Felix Tennie und Peter Leipold ergreifen für die vierhändige Fassung von Rossinis Wilhelm-Tell-Ouvertüre geradezu Besitz vom Flügel. Das Publikum ist gebannt, was diese beiden Schelme an lyrischer Erzählkunst und schließlich an rasanter Virtuosität in präziser Gemeinsamkeit bieten. Der Jubel der Zuhörer belohnt die beiden und ihre heiß gelaufenen Finger, und die Mitglieder des Verbandes sind beglückt, zu erleben, dass ganz schwierig zu spielende Musik auch ganz viel Spaß macht, wenn sie von hochmotivierten Talenten dargeboten wird.
Jetzt kommt das Dessert aus Lortzings 'Zar und Zimmermann'. Daniel Eggert, begabt mit Spielwitz, Charme und schöner Stimme beschert uns mit Humor und blitzenden Augen ein Kabinett-Stück eines eitlen Politikers in allen Facetten der Selbstüberschätzung. Im Applaus des beglückten Publikums fragt mich meine Nachbarin: "Warum spielt man diese Stücke nicht mehr?" Ja, warum wohl?

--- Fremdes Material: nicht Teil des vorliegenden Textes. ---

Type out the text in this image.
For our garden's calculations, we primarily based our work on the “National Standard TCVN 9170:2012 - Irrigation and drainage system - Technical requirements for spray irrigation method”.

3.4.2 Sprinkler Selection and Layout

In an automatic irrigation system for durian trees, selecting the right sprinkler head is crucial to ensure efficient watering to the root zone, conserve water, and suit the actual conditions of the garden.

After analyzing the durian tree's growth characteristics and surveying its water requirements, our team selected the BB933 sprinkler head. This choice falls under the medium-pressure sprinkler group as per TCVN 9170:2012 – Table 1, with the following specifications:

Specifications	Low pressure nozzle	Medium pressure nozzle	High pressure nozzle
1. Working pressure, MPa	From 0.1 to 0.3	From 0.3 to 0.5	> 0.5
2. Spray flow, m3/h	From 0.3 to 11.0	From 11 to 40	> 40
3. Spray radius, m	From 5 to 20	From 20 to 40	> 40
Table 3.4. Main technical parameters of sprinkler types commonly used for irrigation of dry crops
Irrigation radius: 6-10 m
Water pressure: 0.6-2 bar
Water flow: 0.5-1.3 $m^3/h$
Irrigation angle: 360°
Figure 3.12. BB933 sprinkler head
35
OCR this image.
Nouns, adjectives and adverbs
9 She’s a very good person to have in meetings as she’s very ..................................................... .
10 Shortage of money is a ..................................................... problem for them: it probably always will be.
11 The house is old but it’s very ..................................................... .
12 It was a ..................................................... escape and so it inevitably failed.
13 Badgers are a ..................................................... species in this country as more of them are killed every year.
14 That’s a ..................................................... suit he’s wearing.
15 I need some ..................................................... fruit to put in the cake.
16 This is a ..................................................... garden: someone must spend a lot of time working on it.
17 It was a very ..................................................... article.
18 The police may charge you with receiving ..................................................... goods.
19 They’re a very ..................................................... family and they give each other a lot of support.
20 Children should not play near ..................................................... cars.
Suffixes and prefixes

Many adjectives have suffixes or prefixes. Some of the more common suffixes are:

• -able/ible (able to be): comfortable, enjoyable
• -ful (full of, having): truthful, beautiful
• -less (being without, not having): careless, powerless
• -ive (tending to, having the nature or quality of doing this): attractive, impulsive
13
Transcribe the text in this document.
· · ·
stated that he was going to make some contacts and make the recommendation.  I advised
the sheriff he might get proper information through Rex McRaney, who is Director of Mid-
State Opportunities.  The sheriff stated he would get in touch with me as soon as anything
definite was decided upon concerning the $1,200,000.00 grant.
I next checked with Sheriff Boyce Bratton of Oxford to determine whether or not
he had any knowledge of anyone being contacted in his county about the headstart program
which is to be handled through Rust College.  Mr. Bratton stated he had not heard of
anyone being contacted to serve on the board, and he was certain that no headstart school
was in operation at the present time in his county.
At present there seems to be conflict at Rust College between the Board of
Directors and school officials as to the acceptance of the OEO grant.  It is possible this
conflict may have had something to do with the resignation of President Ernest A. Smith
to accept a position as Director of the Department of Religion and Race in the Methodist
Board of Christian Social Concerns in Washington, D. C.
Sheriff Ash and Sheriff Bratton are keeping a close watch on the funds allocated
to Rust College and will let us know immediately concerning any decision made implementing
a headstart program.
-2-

Alle, die diesen Vormittag, der mit einem Wasser-Saft-Wein-Steh-Empfang und lebhaften von Entdeckerstolz getragenen Gesprächen und dem Betrachten der Fotos unserer 100-Jahr-Feier endet, nicht erlebten, haben viel verpasst! In diesem Zusammenhang kommt in manch einem Gespräch ganz nebenbei die Frage hoch, ob ein dem Werk eines Klassikers verbundener Verband gegen das wegen der Wertungen bis in die Nacht ausharrenden und deshalb am nächsten Tag nicht aus den Betten kommenden Millionen-Publikum und gegen dieses entzückende, unbekümmerte Hannoversche Trällermäuschen Lena ankommt?